I am playing a bit with convnets, specifically I am using the kaggle cats-vs-dogs dataset which consists on 25000 images labeled as either cats or dogs (12500 each).
I have managed to achieve around 85% classification accuracy on my test set, however I have set myself the goal of 90% accuracy.
My main problem is overfitting, somehow it always ends up happening (normally after epoch 8-10). The architecture of my network is loosely inspired by VGG-16, more specifically my images are resized to 128x128x3, and then I run
Convolution 1 128x128x32 (kernel size is 3, strides is 1) Convolution 2 128x128x32 (kernel size is 3, strides is 1) Max pool 1 64x64x32 (kernel size is 2, strides is 2) Convolution 3 64x64x64 (kernel size is 3, strides is 1) Convolution 4 64x64x64 (kernel size is 3, strides is 1) Max pool 2 32x32x64 (kernel size is 2, strides is 2) Convolution 5 16x16x128 (kernel size is 3, strides is 1) Convolution 6 16x16x128 (kernel size is 3, strides is 1) Max pool 3 8x8x128 (kernel size is 2, strides is 2) Convolution 7 8x8x256 (kernel size is 3, strides is 1) Max pool 4 4x4x256 (kernel size is 2, strides is 2) Convolution 8 4x4x512 (kernel size is 3, strides is 1) Fully connected layer 1024 (dropout 0.5) Fully connected layer 1024 (dropout 0.5)
All the layers except the last one have relus as activation functions.
Note that I have tried different combinations of Convolutions (I started with simpler convolutions).

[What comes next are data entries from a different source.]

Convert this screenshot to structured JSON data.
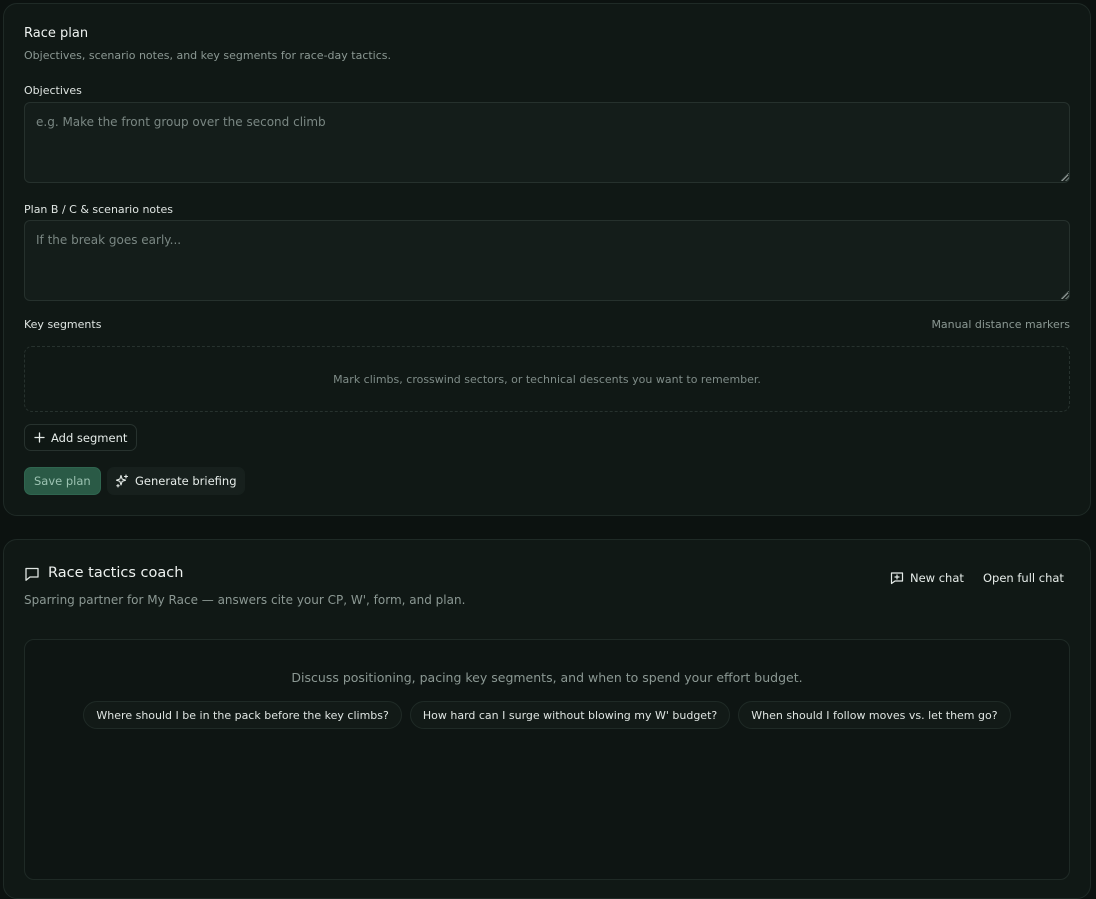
{
  "race_plan": {
    "title": "Race plan",
    "subtitle": "Objectives, scenario notes, and key segments for race-day tactics.",
    "objectives": {
      "label": "Objectives",
      "placeholder": "e.g. Make the front group over the second climb",
      "value": ""
    },
    "scenario": {
      "label": "Plan B / C & scenario notes",
      "placeholder": "If the break goes early...",
      "value": ""
    },
    "key_segments": {
      "label": "Key segments",
      "aside": "Manual distance markers",
      "empty_text": "Mark climbs, crosswind sectors, or technical descents you want to remember.",
      "add_label": "Add segment"
    },
    "actions": {
      "save_label": "Save plan",
      "generate_label": "Generate briefing"
    }
  },
  "coach": {
    "title": "Race tactics coach",
    "subtitle": "Sparring partner for My Race — answers cite your CP, W', form, and plan.",
    "new_chat_label": "New chat",
    "open_full_label": "Open full chat",
    "hint": "Discuss positioning, pacing key segments, and when to spend your effort budget.",
    "suggestions": [
      "Where should I be in the pack before the key climbs?",
      "How hard can I surge without blowing my W' budget?",
      "When should I follow moves vs. let them go?"
    ]
  },
  "colors": {
    "background": "#0c1210",
    "card": "#101815",
    "accent": "#2a5a46"
  }
}
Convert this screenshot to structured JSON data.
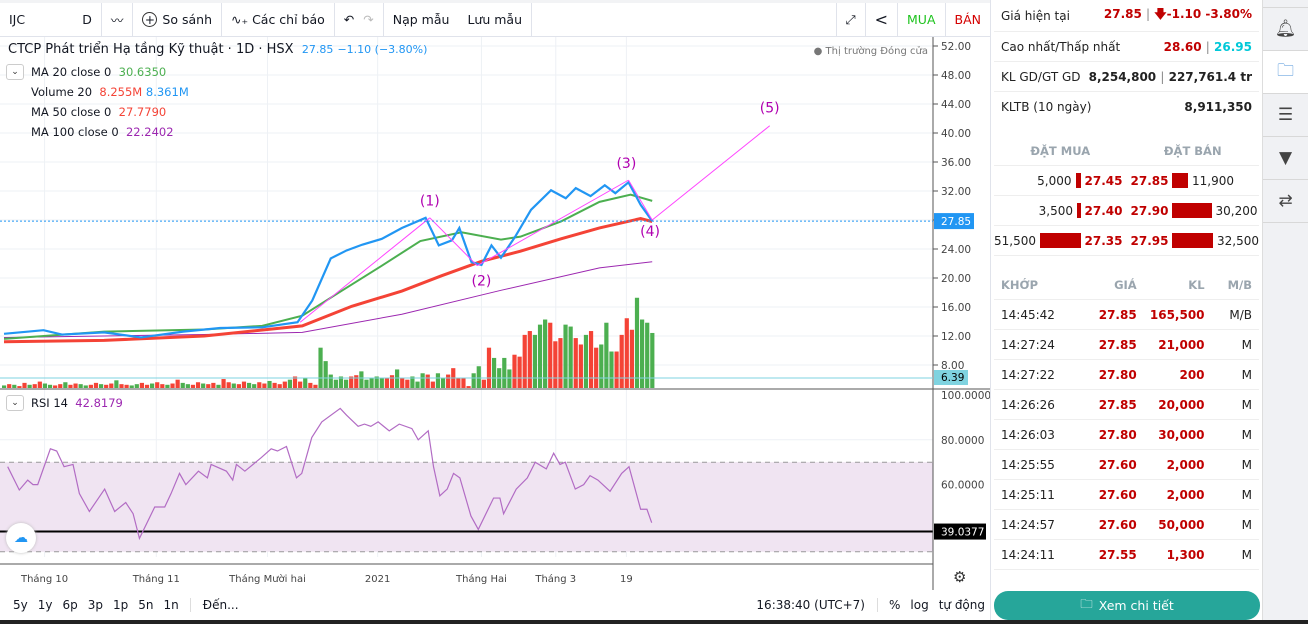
{
  "toolbar": {
    "symbol": "IJC",
    "interval": "D",
    "compare": "So sánh",
    "indicators": "Các chỉ báo",
    "load_template": "Nạp mẫu",
    "save_template": "Lưu mẫu",
    "buy": "MUA",
    "sell": "BÁN"
  },
  "legend": {
    "title": "CTCP Phát triển Hạ tầng Kỹ thuật · 1D · HSX",
    "price": "27.85",
    "change": "−1.10 (−3.80%)",
    "market_status": "Thị trường Đóng cửa",
    "ma20_label": "MA 20 close 0",
    "ma20_value": "30.6350",
    "volume_label": "Volume 20",
    "volume_value1": "8.255M",
    "volume_value2": "8.361M",
    "ma50_label": "MA 50 close 0",
    "ma50_value": "27.7790",
    "ma100_label": "MA 100 close 0",
    "ma100_value": "22.2402",
    "rsi_label": "RSI 14",
    "rsi_value": "42.8179"
  },
  "colors": {
    "price": "#2196f3",
    "ma20": "#4caf50",
    "ma50": "#f44336",
    "ma100": "#9c27b0",
    "rsi": "#b26cc4",
    "trend": "#ff44ff",
    "wave_label": "#b000b0",
    "up": "#4caf50",
    "down": "#f44336"
  },
  "chart_data": {
    "type": "line",
    "x_range": [
      0,
      123
    ],
    "price_axis": {
      "ticks": [
        "52.00",
        "48.00",
        "44.00",
        "40.00",
        "36.00",
        "32.00",
        "28.00",
        "24.00",
        "20.00",
        "16.00",
        "12.00",
        "8.00"
      ],
      "min": 8,
      "max": 52,
      "last_label": "27.85",
      "volume_label": "6.39"
    },
    "rsi_axis": {
      "ticks": [
        "100.0000",
        "80.0000",
        "60.0000"
      ],
      "last_label": "39.0377",
      "band": [
        30,
        70
      ],
      "level_line": 39.04
    },
    "x_labels": [
      {
        "i": 7.7,
        "t": "Tháng 10"
      },
      {
        "i": 28.9,
        "t": "Tháng 11"
      },
      {
        "i": 50,
        "t": "Tháng Mười hai"
      },
      {
        "i": 70.9,
        "t": "2021"
      },
      {
        "i": 90.6,
        "t": "Tháng Hai"
      },
      {
        "i": 104.7,
        "t": "Tháng 3"
      },
      {
        "i": 118.1,
        "t": "19"
      }
    ],
    "close": [
      [
        0,
        12.3
      ],
      [
        7.5,
        12.8
      ],
      [
        11,
        12.2
      ],
      [
        19,
        12.5
      ],
      [
        26,
        11.8
      ],
      [
        34,
        12.6
      ],
      [
        41,
        13.1
      ],
      [
        49,
        13.2
      ],
      [
        55.7,
        13.9
      ],
      [
        58.5,
        16.9
      ],
      [
        62,
        22.7
      ],
      [
        65,
        23.8
      ],
      [
        68,
        24.6
      ],
      [
        71.7,
        25.4
      ],
      [
        75.5,
        26.9
      ],
      [
        80,
        28.3
      ],
      [
        82.5,
        24.5
      ],
      [
        85,
        25.2
      ],
      [
        86.4,
        26.9
      ],
      [
        88.7,
        22.2
      ],
      [
        90.6,
        21.8
      ],
      [
        92.5,
        24.5
      ],
      [
        94.3,
        22.8
      ],
      [
        97,
        25.7
      ],
      [
        100,
        29.4
      ],
      [
        103.8,
        32.1
      ],
      [
        106.6,
        31.0
      ],
      [
        108.5,
        32.4
      ],
      [
        111.3,
        31.3
      ],
      [
        114,
        32.8
      ],
      [
        116,
        31.7
      ],
      [
        118.5,
        33.2
      ],
      [
        120.8,
        30.1
      ],
      [
        123,
        27.85
      ]
    ],
    "ma20": [
      [
        0,
        11.6
      ],
      [
        19,
        12.6
      ],
      [
        38,
        12.9
      ],
      [
        49,
        13.4
      ],
      [
        56.6,
        14.8
      ],
      [
        64,
        18.2
      ],
      [
        71.7,
        21.7
      ],
      [
        79,
        25.1
      ],
      [
        86.8,
        26.3
      ],
      [
        94.3,
        25.3
      ],
      [
        98,
        25.7
      ],
      [
        105.7,
        27.8
      ],
      [
        113,
        30.5
      ],
      [
        118.9,
        31.5
      ],
      [
        123,
        30.64
      ]
    ],
    "ma50": [
      [
        0,
        11.2
      ],
      [
        19,
        11.4
      ],
      [
        38,
        12.0
      ],
      [
        56.6,
        13.4
      ],
      [
        66,
        16.1
      ],
      [
        75.5,
        18.2
      ],
      [
        83,
        20.3
      ],
      [
        90.6,
        22.3
      ],
      [
        98,
        23.7
      ],
      [
        105.7,
        25.4
      ],
      [
        113,
        26.9
      ],
      [
        120.8,
        28.2
      ],
      [
        123,
        27.78
      ]
    ],
    "ma100": [
      [
        0,
        11.8
      ],
      [
        19,
        12.0
      ],
      [
        38,
        12.2
      ],
      [
        56.6,
        12.5
      ],
      [
        75.5,
        15.0
      ],
      [
        94.3,
        18.3
      ],
      [
        113,
        21.4
      ],
      [
        123,
        22.24
      ]
    ],
    "volume_m": [
      0.4,
      0.6,
      0.5,
      0.3,
      0.8,
      0.5,
      0.6,
      1.0,
      0.7,
      0.5,
      0.4,
      0.6,
      0.9,
      0.5,
      0.7,
      0.6,
      0.4,
      0.5,
      0.8,
      0.6,
      0.5,
      0.7,
      1.2,
      0.6,
      0.5,
      0.4,
      0.6,
      0.8,
      0.5,
      0.7,
      0.9,
      0.6,
      0.5,
      0.7,
      1.3,
      0.8,
      0.6,
      0.5,
      0.9,
      0.7,
      0.6,
      0.8,
      0.5,
      1.4,
      0.9,
      0.7,
      0.6,
      1.0,
      0.8,
      0.6,
      0.9,
      0.7,
      1.1,
      0.8,
      0.6,
      1.0,
      1.3,
      1.8,
      1.0,
      1.6,
      0.8,
      0.5,
      6.3,
      4.2,
      2.1,
      1.3,
      1.8,
      1.3,
      1.8,
      2.0,
      2.6,
      1.3,
      1.5,
      1.8,
      1.5,
      1.6,
      2.0,
      2.9,
      1.6,
      1.3,
      1.8,
      1.0,
      2.3,
      2.1,
      1.0,
      2.3,
      1.6,
      2.1,
      3.1,
      1.6,
      1.6,
      0.3,
      2.3,
      3.4,
      1.3,
      6.3,
      4.7,
      3.1,
      4.7,
      2.9,
      5.2,
      4.9,
      8.3,
      8.9,
      8.3,
      9.9,
      10.7,
      10.2,
      7.3,
      7.8,
      9.9,
      9.6,
      7.8,
      6.8,
      8.3,
      8.9,
      6.3,
      6.8,
      10.2,
      5.7,
      5.7,
      8.3,
      10.9,
      9.1,
      14.1,
      10.7,
      10.2,
      8.6
    ],
    "volume_dir": "ududdudduuddudduudduddudduudduddudduuddudduddudduudduddduddudduuuuuuddugguuddudduuudduuddddduudduuuudddduuuddduuddudduuudddd",
    "rsi": [
      [
        0.7,
        68
      ],
      [
        2.9,
        57.6
      ],
      [
        4.5,
        62
      ],
      [
        5.5,
        60
      ],
      [
        6.4,
        60
      ],
      [
        8.8,
        76
      ],
      [
        10,
        75
      ],
      [
        11.4,
        68
      ],
      [
        13.1,
        69
      ],
      [
        14.3,
        56
      ],
      [
        16.2,
        48
      ],
      [
        19.1,
        58
      ],
      [
        21,
        48
      ],
      [
        23.1,
        52
      ],
      [
        24.5,
        47
      ],
      [
        25.7,
        36
      ],
      [
        28.6,
        50
      ],
      [
        30.5,
        50
      ],
      [
        31.7,
        56
      ],
      [
        33.3,
        65
      ],
      [
        34.5,
        60
      ],
      [
        36.9,
        66
      ],
      [
        38.6,
        63
      ],
      [
        39.3,
        69
      ],
      [
        42.2,
        66
      ],
      [
        43.4,
        62
      ],
      [
        44.1,
        69
      ],
      [
        45.7,
        66
      ],
      [
        48.8,
        72
      ],
      [
        50.7,
        76
      ],
      [
        51.9,
        75
      ],
      [
        53.6,
        77
      ],
      [
        55.5,
        63
      ],
      [
        56.5,
        65
      ],
      [
        58.4,
        81
      ],
      [
        60.3,
        88
      ],
      [
        63.8,
        94
      ],
      [
        65,
        91
      ],
      [
        67.2,
        86
      ],
      [
        68.4,
        87
      ],
      [
        69.6,
        86
      ],
      [
        71,
        88
      ],
      [
        73.1,
        84
      ],
      [
        75,
        87
      ],
      [
        77.4,
        85
      ],
      [
        78.6,
        80
      ],
      [
        80.5,
        84
      ],
      [
        81.5,
        68
      ],
      [
        82.7,
        55
      ],
      [
        84.1,
        58
      ],
      [
        85.3,
        65
      ],
      [
        86.5,
        63
      ],
      [
        88.6,
        46
      ],
      [
        90,
        40
      ],
      [
        92.9,
        54
      ],
      [
        94.1,
        54
      ],
      [
        94.8,
        47
      ],
      [
        97.2,
        58
      ],
      [
        99.3,
        63
      ],
      [
        100.8,
        70
      ],
      [
        102.9,
        67
      ],
      [
        104.3,
        74
      ],
      [
        105.5,
        69
      ],
      [
        106.5,
        70
      ],
      [
        108.4,
        58
      ],
      [
        110,
        60
      ],
      [
        111.2,
        64
      ],
      [
        112.7,
        62
      ],
      [
        115,
        57
      ],
      [
        117.2,
        65
      ],
      [
        118.6,
        68
      ],
      [
        120.8,
        49
      ],
      [
        122,
        49
      ],
      [
        122.9,
        43
      ]
    ],
    "trendlines": [
      [
        [
          56.2,
          13.9
        ],
        [
          80.8,
          28.3
        ]
      ],
      [
        [
          80.8,
          28.3
        ],
        [
          89.8,
          21.7
        ]
      ],
      [
        [
          89.8,
          21.7
        ],
        [
          118.5,
          33.5
        ]
      ],
      [
        [
          118.5,
          33.5
        ],
        [
          123,
          28.0
        ]
      ],
      [
        [
          123,
          28.0
        ],
        [
          145.3,
          41.0
        ]
      ]
    ],
    "wave_labels": [
      {
        "t": "(1)",
        "i": 80.8,
        "v": 30.0
      },
      {
        "t": "(2)",
        "i": 90.6,
        "v": 19.0
      },
      {
        "t": "(3)",
        "i": 118.1,
        "v": 35.2
      },
      {
        "t": "(4)",
        "i": 122.6,
        "v": 25.8
      },
      {
        "t": "(5)",
        "i": 145.3,
        "v": 42.8
      }
    ]
  },
  "bottombar": {
    "ranges": [
      "5y",
      "1y",
      "6p",
      "3p",
      "1p",
      "5n",
      "1n"
    ],
    "goto": "Đến...",
    "time": "16:38:40 (UTC+7)",
    "percent": "%",
    "log": "log",
    "auto": "tự động"
  },
  "panel": {
    "current_label": "Giá hiện tại",
    "current_price": "27.85",
    "current_change": "-1.10 -3.80%",
    "hl_label": "Cao nhất/Thấp nhất",
    "high": "28.60",
    "low": "26.95",
    "vol_label": "KL GD/GT GD",
    "vol": "8,254,800",
    "value": "227,761.4 tr",
    "avg_label": "KLTB (10 ngày)",
    "avg": "8,911,350",
    "bid_header": "ĐẶT MUA",
    "ask_header": "ĐẶT BÁN",
    "orderbook": [
      {
        "bid_vol": "5,000",
        "bid": "27.45",
        "ask": "27.85",
        "ask_vol": "11,900",
        "bid_frac": 0.1,
        "ask_frac": 0.37
      },
      {
        "bid_vol": "3,500",
        "bid": "27.40",
        "ask": "27.90",
        "ask_vol": "30,200",
        "bid_frac": 0.07,
        "ask_frac": 0.93
      },
      {
        "bid_vol": "51,500",
        "bid": "27.35",
        "ask": "27.95",
        "ask_vol": "32,500",
        "bid_frac": 1,
        "ask_frac": 1
      }
    ],
    "trade_headers": [
      "KHỚP",
      "GIÁ",
      "KL",
      "M/B"
    ],
    "trades": [
      [
        "14:45:42",
        "27.85",
        "165,500",
        "M/B"
      ],
      [
        "14:27:24",
        "27.85",
        "21,000",
        "M"
      ],
      [
        "14:27:22",
        "27.80",
        "200",
        "M"
      ],
      [
        "14:26:26",
        "27.85",
        "20,000",
        "M"
      ],
      [
        "14:26:03",
        "27.80",
        "30,000",
        "M"
      ],
      [
        "14:25:55",
        "27.60",
        "2,000",
        "M"
      ],
      [
        "14:25:11",
        "27.60",
        "2,000",
        "M"
      ],
      [
        "14:24:57",
        "27.60",
        "50,000",
        "M"
      ],
      [
        "14:24:11",
        "27.55",
        "1,300",
        "M"
      ]
    ],
    "detail_button": "Xem chi tiết"
  }
}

Also, I have augmented the dataset by mirroring the images, so in total I have 50000 images.
Also I am normalizing the images using min max normalization, where X is the image
X = X - 0 / 255 - 0
The code is written in tensorflow.
The batch sizes are 128.
The mini-batches of training data end up overfitting and having an accuracy of 100% while the validation data seems to stop learning at around 84-85%.
I have also tried to increase/decrease the dropout rate.
The optimizer being used is AdamOptimizer with a learning rate of 0.0001
At the moment I have been playing with this problem for the last 3 weeks and 85% seems to have set a barrier in front of me.
For the record, I know I could use transfer learning to achieve much higher results, but I am interesting on building this network as a self-learning experience.
I am running the SAME network with a different batch size, in this case I am using a much smaller batch size (16 instead of 128) so far I am achieving 87.5% accuracy (instead of 85%). That said, the network ends up overfitting anyway. Still I do not understand how a dropout of 50% of the units is not helping... obviously I am doing something wrong here. Any ideas?
Seems like the problem had to do with the batch size, as with a smaller size (16 instead of 128) I am achieving now 92.8% accuracy on my test set, with the smaller batch size the network still overfits (the mini batches end up with an accuracy of 100%) however, the loss (error) keeps decreasing and it is in general more stable. The cons are a MUCH slower running time, but it is totally worth the wait.